Intro starts week 2 pt1

Class Announcements

• Emphasize that students can participate by raising their hand.

• Reinforce that the classroom is a safe space for questions; passing is acceptable without penalty.

• Highlight recent changes regarding lab vacancies: students may attend earlier labs if free, to avoid long waiting times.

Introduction to Probability

• Will cover probabilities again briefly before focusing on discrete probability distributions: especially Poisson and binomial distributions.

Definition of Probability

• Probability refers to the chance of an event occurring; it ranges between 0 (impossible) and 1 (certain).

• Example: Probability of rain = 0 (impossible) vs. probability of a sunny day = 1 (certain).

• Probability can be expressed as both decimals and percentages; acceptable formats for exam answers.

Basic Probability Examples

• Coin Toss:

  • Probability of heads = 1/2 or 0.5.

  • Probability of tails = 1/2 or 0.5.

• Dice Roll:

  • Probability of rolling a four on a six-sided die = 1/6.

  • Better to keep probability as fractions for precision.

Notation in Probability

• Random Variables:

  • Denoted by X, Y, etc.

  • Example: P(X=x) indicates the probability of the random variable X equating to x.

  • For a six-sided die, P(X=5) = 1/6.

• Card example: Probability of Y (ace of spades) = 4/52 = 1/13.

Discrete Probability Distribution

Characteristics

• Definition: Lists the probability of each outcome in an experiment (only integer values).

• Example of a probability distribution for a six-sided die:

  • Outcomes: 1, 2, 3, 4, 5, 6 with each has P=1/6.

• Tasks regarding given probability distribution tables during tests (calculating probabilities).

Properties of Probability Distributions

• Probability values must always range between 0 and 1.

• The sum of probabilities in a distribution must equal to 1.
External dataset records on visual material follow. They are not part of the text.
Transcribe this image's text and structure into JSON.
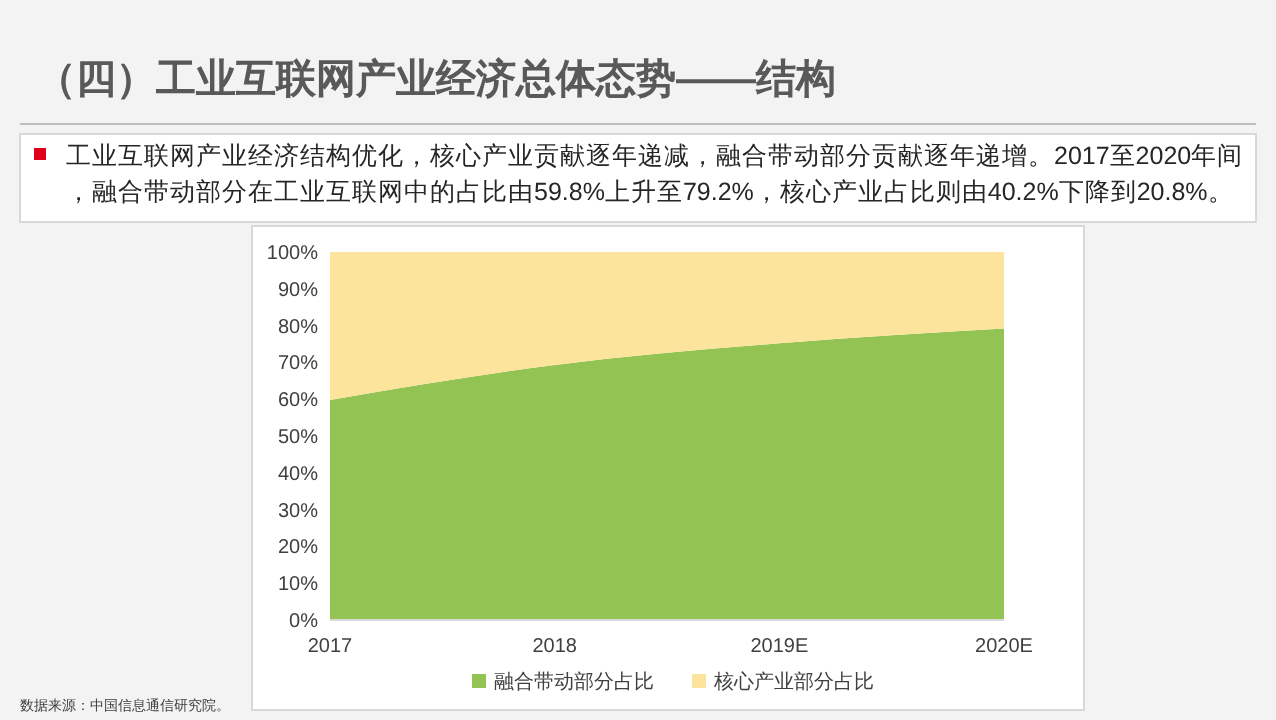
{
  "chart_data": {
    "type": "area",
    "stacked": true,
    "title": "（四）工业互联网产业经济总体态势——结构",
    "subtitle": "工业互联网产业经济结构优化，核心产业贡献逐年递减，融合带动部分贡献逐年递增。2017至2020年间，融合带动部分在工业互联网中的占比由59.8%上升至79.2%，核心产业占比则由40.2%下降到20.8%。",
    "annotations": [
      "数据来源：中国信息通信研究院。"
    ],
    "categories": [
      "2017",
      "2018",
      "2019E",
      "2020E"
    ],
    "series": [
      {
        "name": "融合带动部分占比",
        "color": "#92c353",
        "values": [
          59.8,
          69.3,
          75.2,
          79.2
        ]
      },
      {
        "name": "核心产业部分占比",
        "color": "#fde49c",
        "values": [
          40.2,
          30.7,
          24.8,
          20.8
        ]
      }
    ],
    "ylim": [
      0,
      100
    ],
    "yticks": [
      {
        "value": 0,
        "label": "0%"
      },
      {
        "value": 10,
        "label": "10%"
      },
      {
        "value": 20,
        "label": "20%"
      },
      {
        "value": 30,
        "label": "30%"
      },
      {
        "value": 40,
        "label": "40%"
      },
      {
        "value": 50,
        "label": "50%"
      },
      {
        "value": 60,
        "label": "60%"
      },
      {
        "value": 70,
        "label": "70%"
      },
      {
        "value": 80,
        "label": "80%"
      },
      {
        "value": 90,
        "label": "90%"
      },
      {
        "value": 100,
        "label": "100%"
      }
    ],
    "grid": false,
    "legend": "bottom"
  }
}
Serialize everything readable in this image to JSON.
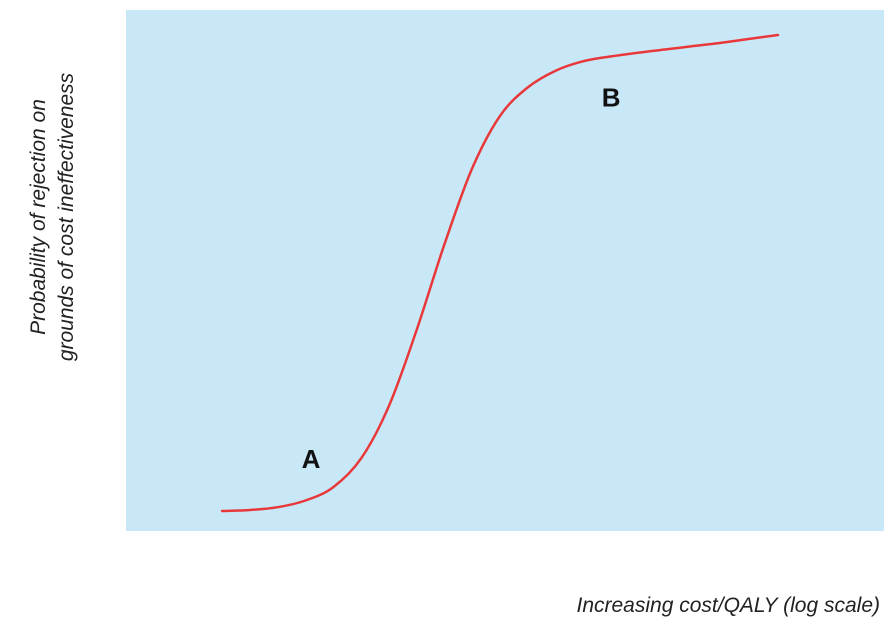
{
  "chart_data": {
    "type": "line",
    "title": "",
    "xlabel": "Increasing cost/QALY (log scale)",
    "ylabel_lines": [
      "Probability of rejection on",
      "grounds of cost ineffectiveness"
    ],
    "x_scale": "log",
    "ticks_shown": false,
    "grid": false,
    "legend": "none",
    "colors": {
      "plot_background": "#c8e8f8",
      "curve": "#e8383a",
      "text": "#222222"
    },
    "series": [
      {
        "x": [
          0.0,
          0.05,
          0.1,
          0.15,
          0.2,
          0.25,
          0.3,
          0.35,
          0.4,
          0.45,
          0.5,
          0.55,
          0.6,
          0.65,
          0.7,
          0.75,
          0.8,
          0.85,
          0.9,
          0.95,
          1.0
        ],
        "y": [
          0.0,
          0.002,
          0.008,
          0.022,
          0.05,
          0.11,
          0.22,
          0.38,
          0.56,
          0.72,
          0.83,
          0.89,
          0.925,
          0.945,
          0.955,
          0.963,
          0.97,
          0.977,
          0.984,
          0.992,
          1.0
        ]
      }
    ],
    "annotations": [
      {
        "text": "A",
        "x": 0.16,
        "y": 0.09
      },
      {
        "text": "B",
        "x": 0.7,
        "y": 0.85
      }
    ]
  }
}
Validating a Probability Distribution

• Check sums and ranges:

  • Valid if:

    • All values are between 0 and 1.

    • Sum of all probabilities equals 1.

  • Common pitfalls include negative values and exceeding the sum of one.

Expected Value Calculation (Mean)

• Denoted by μ (mu) or E(X).

• Calculation formula:

  • E(X) = Σ (x_i * P(x_i)), summing across all outcomes.

• Example demonstrated with a series of outcomes (0, 1, 2) to compute expected value with given probabilities.

Standard Deviation in Probability Distributions

• Denoted by σ (sigma).

• Calculation requires:

  • Each outcome squared multiplied by its probability, summed, then square root of the variance.

  • The detailed steps for calculating standard deviation demonstrated.

Specific Discrete Probability Distributions

Poisson Distribution

• Models number of occurrences in a fixed interval of time or space.

  • Events must occur independently at a known constant mean (μ).

• Important terms defined:

  • X = number of occurrences.

  • μ = average rate of occurrence.

• Example: The number of calls to a call center in one hour.

• Notation: X ~ Poisson(μ).

• Mean = μ, Standard Deviation = √μ.

Binomial Distribution

• Formula and application not yet explored in depth, but will address in further discussions.

Probability Tables

• Two main types:

  • Individual (exact probabilities).

  • Cumulative (probabilities up to a certain point).

• Strategies for using these tables:

  • Find appropriate row for given mean/parameter.

  • For cumulative, sum values from zero to the limit given in problem.

Problem Solving with Probability Distributions

• Use case examples to clarify concepts and test applications through real-world scenarios.

• Example question involving probability of at most a certain number of events, using cumulative tables.

• Emphasis on using complementary probability for finding probabilities that exceed a certain number.

Using R for Probability Calculations

• Practical examples demonstrated using R programming:

  • Employing dpois() and ppois() functions for discrete and cumulative probabilities, respectively.